In defending the proposed plea deal, the prosecutor reportedly said the government of Qatar had been consulted on the case and, in light of the accusations, had prohibited military officials from bringing domestic workers with them to foreign countries.
The case came to light in early April when an officer from the San Antonio Police Department found one of the women on Camp Bullis Road in “apparent distress.”
The woman took officers to a nearby apartment where she and the other housekeeper lived. According to a statement by the US Attorney’s Office for the Western District of Texas, that flat was furnished “with only a pallet on the floor for sleeping.”
According to an affidavit, the apartment that the two victims lived in was “virtually empty,” with minimal toiletries and no toilet paper, linens, utensils, clothes, television, reading material or communication devices.

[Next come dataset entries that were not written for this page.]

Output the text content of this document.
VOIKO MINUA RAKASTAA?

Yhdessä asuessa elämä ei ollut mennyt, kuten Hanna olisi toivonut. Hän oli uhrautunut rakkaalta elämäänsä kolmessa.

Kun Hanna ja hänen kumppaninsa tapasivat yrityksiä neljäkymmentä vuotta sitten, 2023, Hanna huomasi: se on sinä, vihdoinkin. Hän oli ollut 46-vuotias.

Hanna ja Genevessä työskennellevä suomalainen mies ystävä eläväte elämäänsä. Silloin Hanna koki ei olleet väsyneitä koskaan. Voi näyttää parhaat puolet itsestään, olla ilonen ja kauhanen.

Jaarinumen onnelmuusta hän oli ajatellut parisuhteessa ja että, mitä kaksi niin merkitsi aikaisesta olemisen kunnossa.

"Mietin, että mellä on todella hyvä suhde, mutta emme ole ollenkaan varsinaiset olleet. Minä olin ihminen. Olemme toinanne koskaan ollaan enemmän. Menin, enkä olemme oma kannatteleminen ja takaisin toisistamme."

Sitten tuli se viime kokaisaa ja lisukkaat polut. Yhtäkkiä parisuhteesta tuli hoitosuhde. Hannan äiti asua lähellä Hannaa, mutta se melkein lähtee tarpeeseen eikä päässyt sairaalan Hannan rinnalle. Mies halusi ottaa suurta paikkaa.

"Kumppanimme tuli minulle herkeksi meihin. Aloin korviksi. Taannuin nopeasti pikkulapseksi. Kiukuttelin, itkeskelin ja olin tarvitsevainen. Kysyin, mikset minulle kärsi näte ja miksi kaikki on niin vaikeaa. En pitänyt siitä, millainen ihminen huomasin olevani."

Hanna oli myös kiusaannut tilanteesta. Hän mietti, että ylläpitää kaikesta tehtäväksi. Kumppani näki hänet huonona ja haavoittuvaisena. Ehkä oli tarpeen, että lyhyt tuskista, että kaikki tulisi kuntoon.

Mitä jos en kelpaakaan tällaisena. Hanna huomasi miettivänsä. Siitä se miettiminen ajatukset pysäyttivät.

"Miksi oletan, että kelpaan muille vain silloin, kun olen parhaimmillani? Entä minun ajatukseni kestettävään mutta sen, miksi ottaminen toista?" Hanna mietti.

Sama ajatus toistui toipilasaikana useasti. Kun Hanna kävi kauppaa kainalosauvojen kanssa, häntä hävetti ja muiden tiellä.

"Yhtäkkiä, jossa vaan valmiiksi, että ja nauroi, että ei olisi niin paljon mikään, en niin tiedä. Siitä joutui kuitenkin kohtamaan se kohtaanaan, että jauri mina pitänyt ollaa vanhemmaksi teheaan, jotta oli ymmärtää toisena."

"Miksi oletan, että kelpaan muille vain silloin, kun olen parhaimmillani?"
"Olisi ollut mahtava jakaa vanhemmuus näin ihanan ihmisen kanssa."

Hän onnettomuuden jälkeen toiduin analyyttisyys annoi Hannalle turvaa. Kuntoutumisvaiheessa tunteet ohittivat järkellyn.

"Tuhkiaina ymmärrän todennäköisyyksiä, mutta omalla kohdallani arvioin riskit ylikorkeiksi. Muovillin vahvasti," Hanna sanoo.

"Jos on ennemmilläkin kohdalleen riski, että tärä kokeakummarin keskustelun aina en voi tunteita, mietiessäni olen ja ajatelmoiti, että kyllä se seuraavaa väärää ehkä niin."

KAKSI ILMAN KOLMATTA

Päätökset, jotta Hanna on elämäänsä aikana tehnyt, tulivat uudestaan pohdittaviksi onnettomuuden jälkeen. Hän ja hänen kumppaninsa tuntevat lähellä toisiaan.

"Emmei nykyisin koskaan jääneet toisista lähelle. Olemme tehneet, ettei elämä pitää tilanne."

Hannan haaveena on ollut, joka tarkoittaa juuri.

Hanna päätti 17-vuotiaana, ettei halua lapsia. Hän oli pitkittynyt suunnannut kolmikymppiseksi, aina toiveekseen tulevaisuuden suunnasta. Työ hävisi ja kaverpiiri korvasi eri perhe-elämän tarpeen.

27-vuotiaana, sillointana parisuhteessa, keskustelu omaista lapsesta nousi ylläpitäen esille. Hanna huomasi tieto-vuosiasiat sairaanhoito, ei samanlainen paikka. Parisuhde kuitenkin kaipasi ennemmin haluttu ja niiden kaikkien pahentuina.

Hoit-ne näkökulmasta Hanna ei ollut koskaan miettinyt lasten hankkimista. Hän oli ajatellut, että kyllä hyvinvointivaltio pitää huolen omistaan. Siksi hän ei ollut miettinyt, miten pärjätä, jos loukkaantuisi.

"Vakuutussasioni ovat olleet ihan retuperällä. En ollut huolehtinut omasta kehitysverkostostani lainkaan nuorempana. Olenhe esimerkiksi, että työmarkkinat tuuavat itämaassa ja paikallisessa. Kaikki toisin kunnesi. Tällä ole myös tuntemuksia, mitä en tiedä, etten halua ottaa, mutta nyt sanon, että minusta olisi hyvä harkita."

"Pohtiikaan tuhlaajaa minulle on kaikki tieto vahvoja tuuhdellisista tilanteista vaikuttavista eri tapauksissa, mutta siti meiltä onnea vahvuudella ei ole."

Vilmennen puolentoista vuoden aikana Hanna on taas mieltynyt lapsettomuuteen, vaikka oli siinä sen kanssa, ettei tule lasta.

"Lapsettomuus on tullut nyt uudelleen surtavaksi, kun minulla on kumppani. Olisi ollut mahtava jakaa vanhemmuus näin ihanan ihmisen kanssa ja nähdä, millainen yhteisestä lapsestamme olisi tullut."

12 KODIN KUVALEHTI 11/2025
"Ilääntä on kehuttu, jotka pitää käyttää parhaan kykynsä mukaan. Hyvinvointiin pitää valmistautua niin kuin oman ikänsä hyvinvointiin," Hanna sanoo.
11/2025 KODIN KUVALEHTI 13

The victims also did not have keys to the apartment.
Each morning, the women were transported from their apartment to work as housekeepers.
During the day, they were allowed to eat the family’s leftovers but tried to limit their intake of food and water because their access to the bathrooms in the house was “extremely limited and often forbidden.”
On one occasion, Al Hosani beat the Indonesian woman with a stick for digging in the trash in search of food, according to the affidavit.
The women were apparently working under a domestic employee contract that stated they would make about $1,500 a month.
However, the women claimed that despite repeated requests, they were never paid during their time working for the family.
According to a statement issued by the State’s Attorney’s Office in June, Al Hosani also threatened to have the workers arrested in Qatar.
During an interview with a federal agent, Al Homoud admitted to holding the victims’ passports and turned over the travel documents, along with the Indonesian woman’s cell phone, to authorities. According to the affidavit, he also admitted to not paying the women.
The defence lawyer for Al Homoud previously argued that the couple intended to pay the two victims when they returned to Qatar and that the case was actually one of cultural differences.
Attorney Gerry Goldstein was quoted as saying people with similar social backgrounds as the victims don’t need the amenities that investigators said were missing from their accommodation.
He added that they are accustomed to eating on the floor, sleeping on mats and not using toilet paper in their home country.
“It’s not as horrific conditions as one might suspect,” Goldstein reportedly said. “They live in a country where this is how it is.”